More often than not, when new clients come in for massage, one of their questions is, “I like deep tissue massage. Do you do deep tissue? I mean, can you go really deep?”
And every time I get asked that question, I ask the client this one, “Do you mean you like deep tissue or do you like deep pressure?” This usually results in a confused look as my answer.
Most people think that deep tissue has to hurt and that it involves leaving you (and me) achy after the massage…you know, that whole “no pain, no gain” mentality…I’m going to say this in the most sweetest, most gentlest way possible: Those people are wrong.
If I slam into your muscles with all the strength that I can muster from the start of the massage, all I’m pretty much doing is working unnecessarily hard for very little pay off. Without taking time to warm up the tissues, there is an increased chance of muscle guarding…and since massage is all about working with the muscles, muscle guarding is definitely not a part of the session goals. Trying to force past the protective guarding of the muscles will only result in injury. I’m pretty sure more pain isn’t what you had in mind when coming in for your massage, am I right? Right on!
So now that you know what deep tissue massage is not, let’s take a look at the difference between deep pressure and deep tissue.
What is deep pressure?
Pressure is the amount of “push” or “force” massage therapists exert on the muscles.
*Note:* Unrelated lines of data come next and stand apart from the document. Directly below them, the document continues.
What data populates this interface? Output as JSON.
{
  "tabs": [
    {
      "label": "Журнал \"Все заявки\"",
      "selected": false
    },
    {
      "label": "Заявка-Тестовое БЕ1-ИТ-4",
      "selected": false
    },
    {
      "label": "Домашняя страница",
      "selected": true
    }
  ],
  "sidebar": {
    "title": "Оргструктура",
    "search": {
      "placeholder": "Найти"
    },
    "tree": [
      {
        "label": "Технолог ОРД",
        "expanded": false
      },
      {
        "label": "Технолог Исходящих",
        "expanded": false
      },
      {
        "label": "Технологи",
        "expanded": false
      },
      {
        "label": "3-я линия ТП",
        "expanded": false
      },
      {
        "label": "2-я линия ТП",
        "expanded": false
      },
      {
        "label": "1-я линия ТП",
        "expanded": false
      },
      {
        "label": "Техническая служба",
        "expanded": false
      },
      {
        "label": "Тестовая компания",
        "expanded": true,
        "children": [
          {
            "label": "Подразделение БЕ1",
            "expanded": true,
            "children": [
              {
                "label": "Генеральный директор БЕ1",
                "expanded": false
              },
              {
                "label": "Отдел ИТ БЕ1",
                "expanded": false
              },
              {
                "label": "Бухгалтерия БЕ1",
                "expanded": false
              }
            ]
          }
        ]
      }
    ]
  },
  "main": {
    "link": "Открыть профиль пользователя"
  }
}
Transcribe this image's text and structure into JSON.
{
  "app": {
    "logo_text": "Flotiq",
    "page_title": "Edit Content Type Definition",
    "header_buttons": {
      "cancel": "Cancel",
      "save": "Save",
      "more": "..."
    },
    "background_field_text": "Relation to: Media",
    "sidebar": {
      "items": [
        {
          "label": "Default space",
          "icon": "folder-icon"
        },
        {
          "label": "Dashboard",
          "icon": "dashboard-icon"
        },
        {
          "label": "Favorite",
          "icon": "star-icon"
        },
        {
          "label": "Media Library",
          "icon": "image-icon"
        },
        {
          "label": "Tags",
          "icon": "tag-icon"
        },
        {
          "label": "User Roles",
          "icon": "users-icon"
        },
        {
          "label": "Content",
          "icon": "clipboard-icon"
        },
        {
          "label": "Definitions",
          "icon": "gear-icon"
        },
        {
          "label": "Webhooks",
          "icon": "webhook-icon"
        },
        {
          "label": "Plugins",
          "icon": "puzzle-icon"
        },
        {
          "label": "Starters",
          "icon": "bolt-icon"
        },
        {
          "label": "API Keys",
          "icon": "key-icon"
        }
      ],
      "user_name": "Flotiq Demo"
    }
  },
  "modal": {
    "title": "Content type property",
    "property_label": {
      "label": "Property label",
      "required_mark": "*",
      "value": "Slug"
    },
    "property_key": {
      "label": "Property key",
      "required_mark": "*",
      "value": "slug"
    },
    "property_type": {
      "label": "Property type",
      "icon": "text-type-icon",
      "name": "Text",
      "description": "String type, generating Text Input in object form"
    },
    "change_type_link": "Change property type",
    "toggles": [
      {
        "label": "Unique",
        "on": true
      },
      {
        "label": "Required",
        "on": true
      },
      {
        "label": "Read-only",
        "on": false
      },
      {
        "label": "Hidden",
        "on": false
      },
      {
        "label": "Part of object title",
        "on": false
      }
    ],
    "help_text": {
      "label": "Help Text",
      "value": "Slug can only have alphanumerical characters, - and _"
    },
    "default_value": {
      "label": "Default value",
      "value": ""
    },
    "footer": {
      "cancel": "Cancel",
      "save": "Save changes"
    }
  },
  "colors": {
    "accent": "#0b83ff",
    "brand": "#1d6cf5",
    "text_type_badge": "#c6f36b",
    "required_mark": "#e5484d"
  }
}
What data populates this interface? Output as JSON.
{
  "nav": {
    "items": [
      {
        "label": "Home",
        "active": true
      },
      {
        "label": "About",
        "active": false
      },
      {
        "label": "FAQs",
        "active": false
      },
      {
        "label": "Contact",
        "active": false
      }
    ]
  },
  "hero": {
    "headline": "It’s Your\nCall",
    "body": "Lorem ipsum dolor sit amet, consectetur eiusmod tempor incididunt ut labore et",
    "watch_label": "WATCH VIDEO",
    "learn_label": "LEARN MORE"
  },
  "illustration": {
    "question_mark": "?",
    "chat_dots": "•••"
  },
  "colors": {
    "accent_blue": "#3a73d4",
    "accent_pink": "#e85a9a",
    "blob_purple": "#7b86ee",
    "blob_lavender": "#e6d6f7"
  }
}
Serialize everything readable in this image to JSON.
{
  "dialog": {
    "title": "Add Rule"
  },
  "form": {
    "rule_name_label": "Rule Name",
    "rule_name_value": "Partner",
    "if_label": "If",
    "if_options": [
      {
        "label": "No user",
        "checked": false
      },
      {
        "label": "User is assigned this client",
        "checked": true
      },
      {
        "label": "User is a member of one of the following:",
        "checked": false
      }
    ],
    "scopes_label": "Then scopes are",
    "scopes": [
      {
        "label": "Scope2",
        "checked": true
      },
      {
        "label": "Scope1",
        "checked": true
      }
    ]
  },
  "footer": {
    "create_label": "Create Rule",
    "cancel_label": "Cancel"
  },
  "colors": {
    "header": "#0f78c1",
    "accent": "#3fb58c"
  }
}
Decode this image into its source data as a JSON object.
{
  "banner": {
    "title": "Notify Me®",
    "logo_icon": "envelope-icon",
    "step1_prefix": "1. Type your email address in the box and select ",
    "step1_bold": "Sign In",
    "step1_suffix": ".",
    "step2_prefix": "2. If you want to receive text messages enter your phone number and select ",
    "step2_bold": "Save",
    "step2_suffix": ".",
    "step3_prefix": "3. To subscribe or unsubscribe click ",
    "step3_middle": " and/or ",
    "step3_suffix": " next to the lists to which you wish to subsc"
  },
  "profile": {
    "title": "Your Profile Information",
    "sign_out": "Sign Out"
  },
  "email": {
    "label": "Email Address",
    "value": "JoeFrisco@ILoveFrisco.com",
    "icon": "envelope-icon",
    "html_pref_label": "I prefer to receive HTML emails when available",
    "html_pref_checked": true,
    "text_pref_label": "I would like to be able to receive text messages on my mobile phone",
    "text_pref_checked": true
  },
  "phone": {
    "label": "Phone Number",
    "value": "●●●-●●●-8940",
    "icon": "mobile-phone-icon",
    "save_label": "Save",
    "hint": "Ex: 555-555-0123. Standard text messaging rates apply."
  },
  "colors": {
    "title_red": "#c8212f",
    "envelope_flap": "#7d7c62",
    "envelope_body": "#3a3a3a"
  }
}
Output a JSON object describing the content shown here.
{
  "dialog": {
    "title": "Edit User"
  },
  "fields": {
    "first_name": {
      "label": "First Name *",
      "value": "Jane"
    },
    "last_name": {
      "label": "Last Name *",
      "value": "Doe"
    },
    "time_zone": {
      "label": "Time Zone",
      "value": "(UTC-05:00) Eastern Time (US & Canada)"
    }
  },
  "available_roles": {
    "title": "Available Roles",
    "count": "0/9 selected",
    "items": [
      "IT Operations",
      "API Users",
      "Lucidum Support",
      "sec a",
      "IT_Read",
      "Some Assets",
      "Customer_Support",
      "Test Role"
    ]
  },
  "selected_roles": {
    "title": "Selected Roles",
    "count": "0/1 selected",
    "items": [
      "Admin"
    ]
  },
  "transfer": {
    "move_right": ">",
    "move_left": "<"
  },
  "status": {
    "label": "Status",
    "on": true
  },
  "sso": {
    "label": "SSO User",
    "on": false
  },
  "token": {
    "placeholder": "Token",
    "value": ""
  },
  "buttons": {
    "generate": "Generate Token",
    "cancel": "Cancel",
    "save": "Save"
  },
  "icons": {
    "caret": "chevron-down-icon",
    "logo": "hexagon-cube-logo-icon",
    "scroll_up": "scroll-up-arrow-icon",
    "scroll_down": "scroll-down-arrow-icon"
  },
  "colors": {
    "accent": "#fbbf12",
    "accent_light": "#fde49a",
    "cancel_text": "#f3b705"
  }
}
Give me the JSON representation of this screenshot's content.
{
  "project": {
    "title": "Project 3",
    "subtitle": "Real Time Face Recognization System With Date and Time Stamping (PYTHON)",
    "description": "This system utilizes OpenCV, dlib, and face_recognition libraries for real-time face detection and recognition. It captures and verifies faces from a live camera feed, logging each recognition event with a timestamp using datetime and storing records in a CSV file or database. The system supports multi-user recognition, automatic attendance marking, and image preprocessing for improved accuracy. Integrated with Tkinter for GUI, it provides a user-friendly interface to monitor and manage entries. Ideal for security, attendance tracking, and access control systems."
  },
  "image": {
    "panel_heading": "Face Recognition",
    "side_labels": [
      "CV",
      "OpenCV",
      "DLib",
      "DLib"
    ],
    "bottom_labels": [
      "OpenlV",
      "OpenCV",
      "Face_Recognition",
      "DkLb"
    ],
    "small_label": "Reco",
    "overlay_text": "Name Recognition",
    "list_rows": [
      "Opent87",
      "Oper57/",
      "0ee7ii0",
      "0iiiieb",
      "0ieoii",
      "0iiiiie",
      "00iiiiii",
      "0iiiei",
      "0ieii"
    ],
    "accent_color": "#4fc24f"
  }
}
The thing about pressure is that it is very subjective, for both the client and the therapist. If you’ve ever had a massage from me, you may have noticed there is one question I always ask, “How is the pressure so far?” This question comes after I’ve warmed up the muscles and have increased to a pressure where I feel your muscles responding in a good way. The amount of pressure a client can take or likes can also vary by body part. Some people like deeper pressure on their quads (translation: quadriceps, the muscle group on the anterior thigh) while others’ quads are more sensitive. Sometimes deeper pressure is needed to access the deeper layers of muscles, but the amount of pressure tolerated varies by each person. There isn’t a standard perfect pressure – a light pressure can be just as beneficial as a deeper pressure depending on the person and his goals for that session. During the massage, clients are always encouraged to tell their therapists if the pressure needs to be adjusted. There are many times where people have come in and said, “I got a massage once, but I didn’t like it because it felt like s/he was just petting me” or “I didn’t like it because it hurt and I was sore for two days”. Trust me, us massage therapists want you to enjoy the massage, so we really (really!) appreciate when clients give us feedback that helps us make the massage more enjoyable for them.
What is deep tissue?
Deep tissue massage is exactly what it sounds like: working deeper into the tissues. It is usually performed with a focus of realigning the muscles, releasing adhesions or trigger points in order to bring balance to both sides of the body to help it function more efficiently. The term “deep tissue massage” doesn’t actually relate to the amount of pressure used during the massage, but rather techniques used to manipulate the deeper layers of tissues (muscle and fascia) in the body. There are different techniques and modalities used to affect the deeper tissues and they can range from vigorous to very gentle. There are times where deep tissue can be uncomfortable or even painful, but it should never be unbearable. And there are times where the technique is so gentle, the client may not feel the unwinding of the fascia or muscle, until they get off the table and are able to move much better.
In truth, people like massage therapy because they know that massage makes them feel good. What they don’t realize is that working with the beautiful and complex system known as the human body makes our job a unique blend of science, art, lateral thinking and intuition.
And now that you understand the difference between deep pressure and deep tissue, next time we can delve a little bit into the science about how and why the body responds to different massage techniques, particularly deep tissue.
Yes, my friends, this does give me the opportunity to get my geek on, but I promise it won’t be scary!